DNA sequence of the synthesized SphI-KpnI fragment. RBS denotes the Ribosome Binding Site, while −10 and −35 represent the consensus −35 and −10 sequences of the pTrc2 promoter.
A. Fluorescence decay of GFP following short-term IPTG exposure. BL21(DE3) cells transformed with pET15b-GFP were grown at 37°C in LB medium supplemented with 50 mg/L ampicillin to mid-log phase (OD600 nm~0.5) and were subcultured at a 1 30 dilution into LB medium supplemented with 50 mg/L ampicillin and 1 mM IPTG. Following subculture, 1 ml aliquots were withdrawn at set time intervals (15 min, 30 min, 45 min and 60 min), briefly spun to remove IPTG and the pelleted cells were resuspended and cultured as before in 1 ml IPTG-less LBamp50 medium. The cells were observed under a fluorescence microscope at hourly intervals for a total of 10 h post-transfer to IPTG-less LBamp50 medium. Images were adjusted for adjusted for background intensities before recording cellular fluorescence intensities. Image processing was done using the software MetaMorph Basic (Molecular Devices Inc. version 7.7) while average fluorescence intensities and standard deviation were calculated using MS Excel. B. Schematic restriction map of pET15b-GFP. The coding sequence of GFP was amplified from pGFP  using primers having NdeI and BamHI overhangs and cloned into NdeI-BamHI digested pET15b (Novagen Inc. USA).
Relative efficacy of cell division inhibition. Visible light images of PB103 cells expressing MinC under A) uninduced and B) induced conditions and SfiA under C) uninduced and D) induced conditions. MinC expression was initiated by transferring freshly grown culture (OD600 nm~0.3) of PB103:pDR175 (grown at 31°C in LB medium supplemented with 25 mg/L spectinomycin) to 42°C. SfiA expression was elicited by addition of 2 mM IPTG to a freshly grown culture (OD600 nm~0.3) of PB103:λ DR144 (grown at 37°C in LB medium supplemented with 50 mg/L ampicillin). Cells were observed following 2 h 30 min of induction. Scale bar is 20 µm.

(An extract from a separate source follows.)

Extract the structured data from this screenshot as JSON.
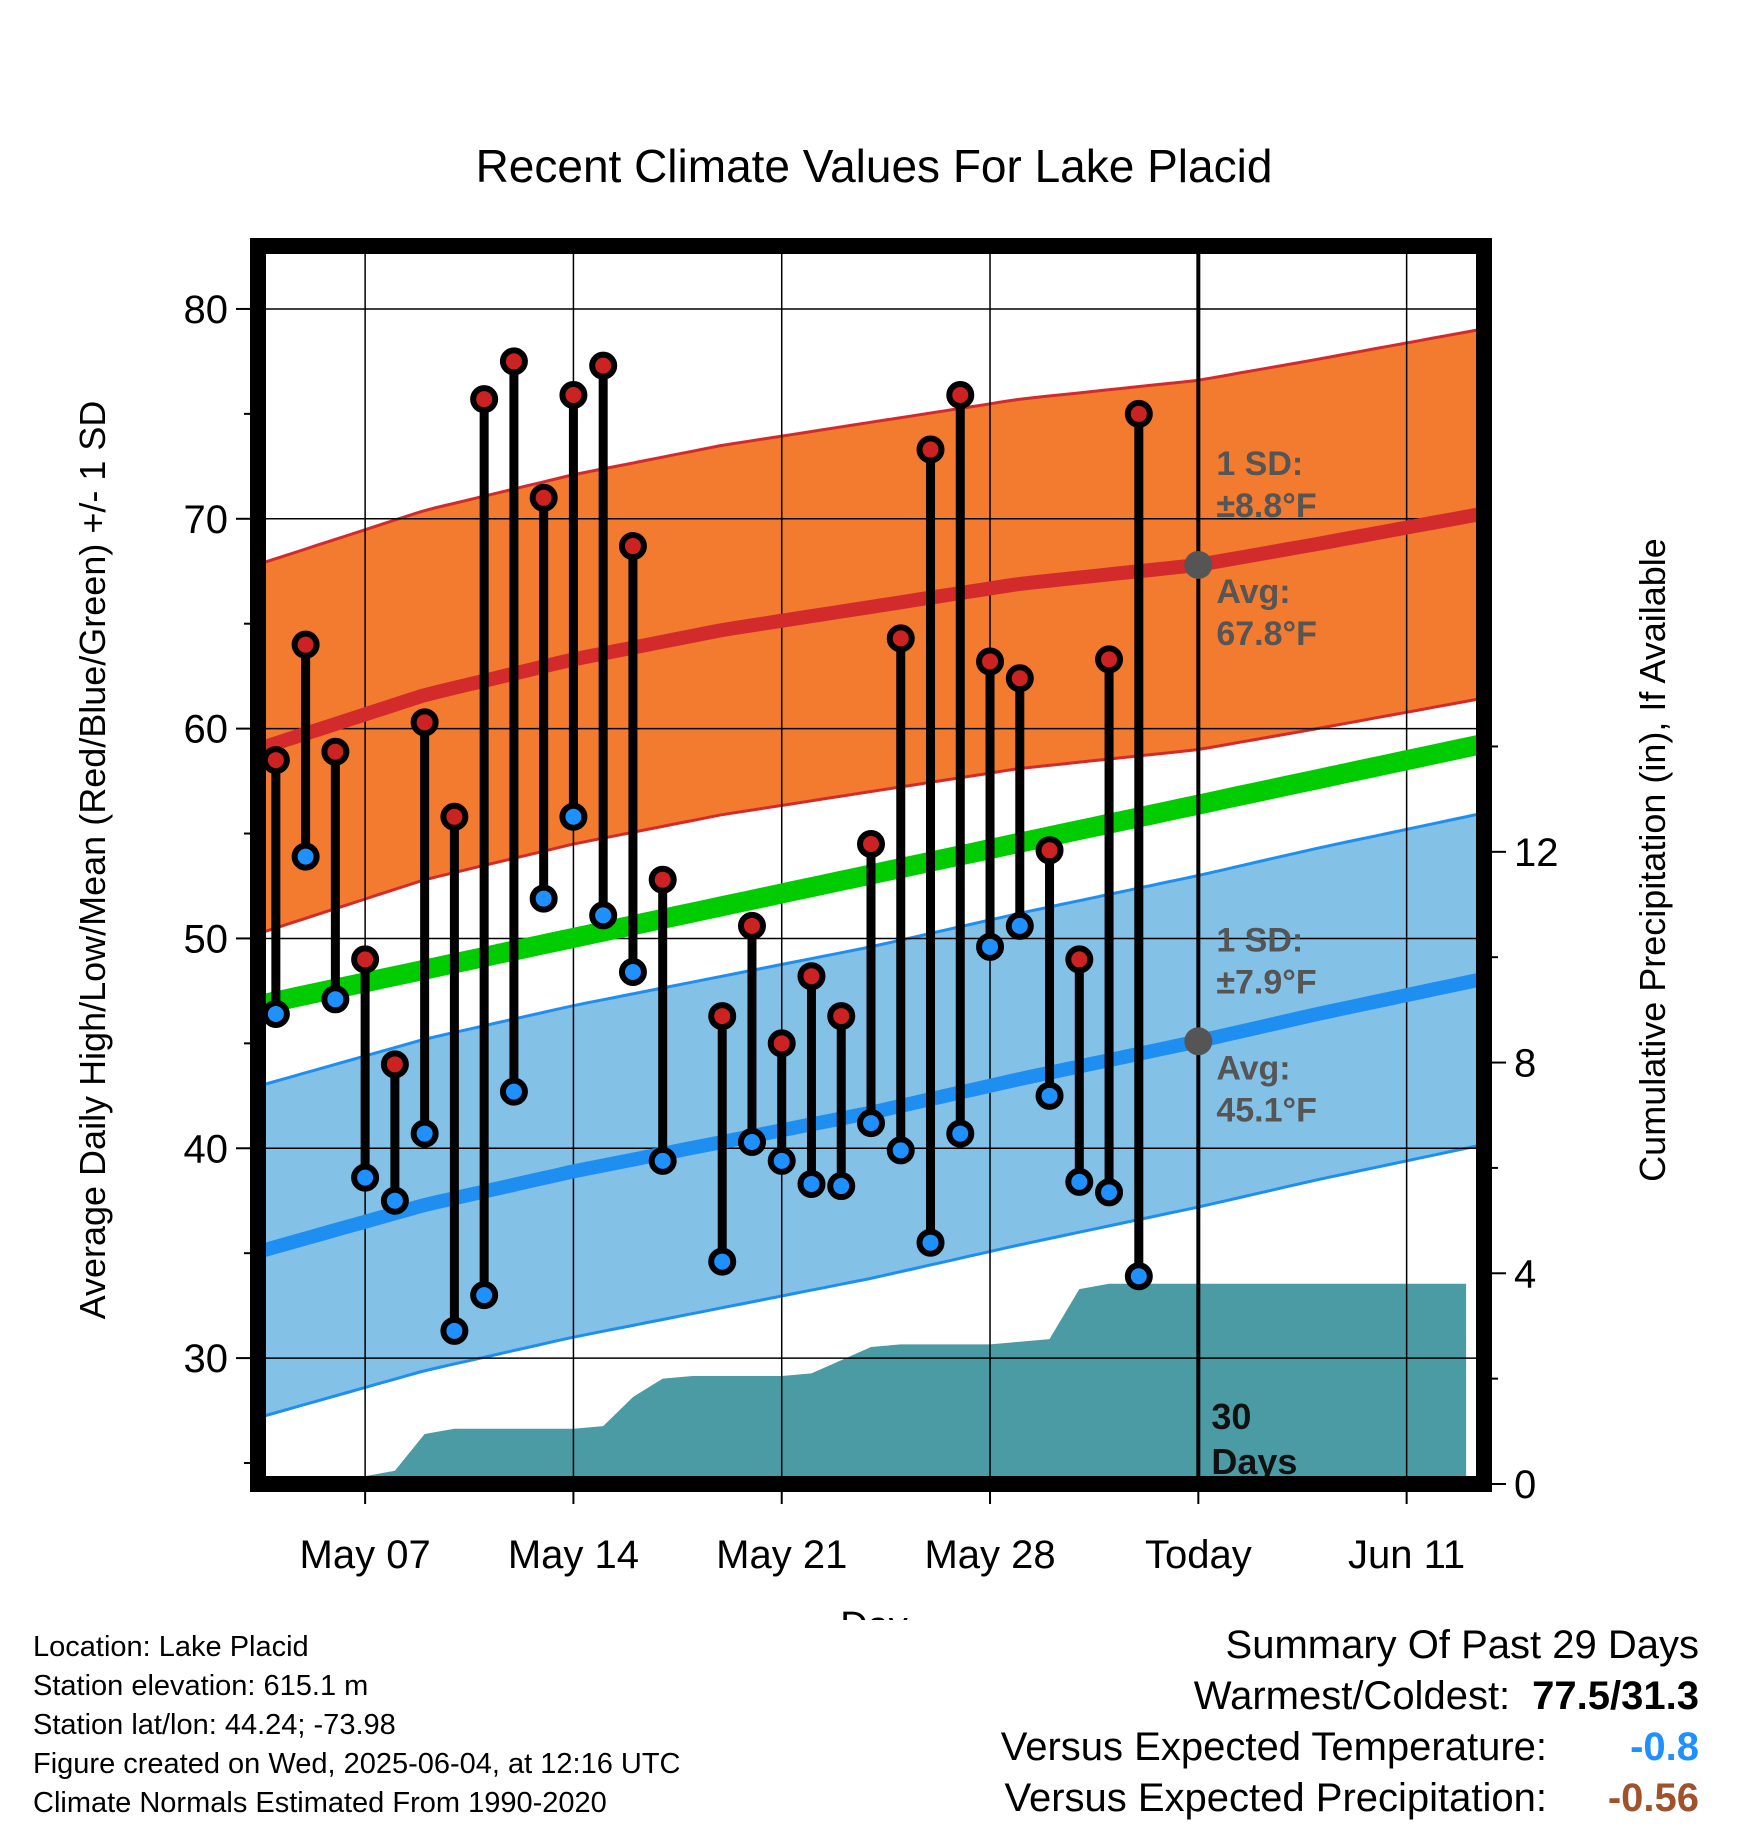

Response of PB103:pTAK117 cells to short-term IPTG exposure. A freshly grown culture of PB103:pTAK117 was used to inoculate LBamp50 supplemented with 2 mM IPTG and 10 mM IPTG followed by culturing the cells for 30 min at 31 deg C at 225 rpm. After 30 min, cells were washed off IPTG, cultured in LB amp50 only and visualized after 3 hours. A, B are visible and UV-light images, respectively, of cells exposed to 2 mM IPTG for 30 minutes while C,D are visible and UV-light images respectively, of cells exposed to 10 mM IPTG for 30 minutes. E and F represent visible and UV-light images respectively, of the control treatment wherein cells were grown in continuous presence of LBamp50 supplemented with 2 mM IPTG. Scale bar is 20 µm.
Optimization of the MinC reporter system.
Competing Interests: The authors have declared that no competing interests exist.
Funding: National Research Council of Canada, The Canadian Institutes of Health Research (CIHR) and the Natural Sciences and Engineering Research Council (NSERC). The funders had no role in study design, data collection and analysis, decision to publish, or preparation of the manuscript.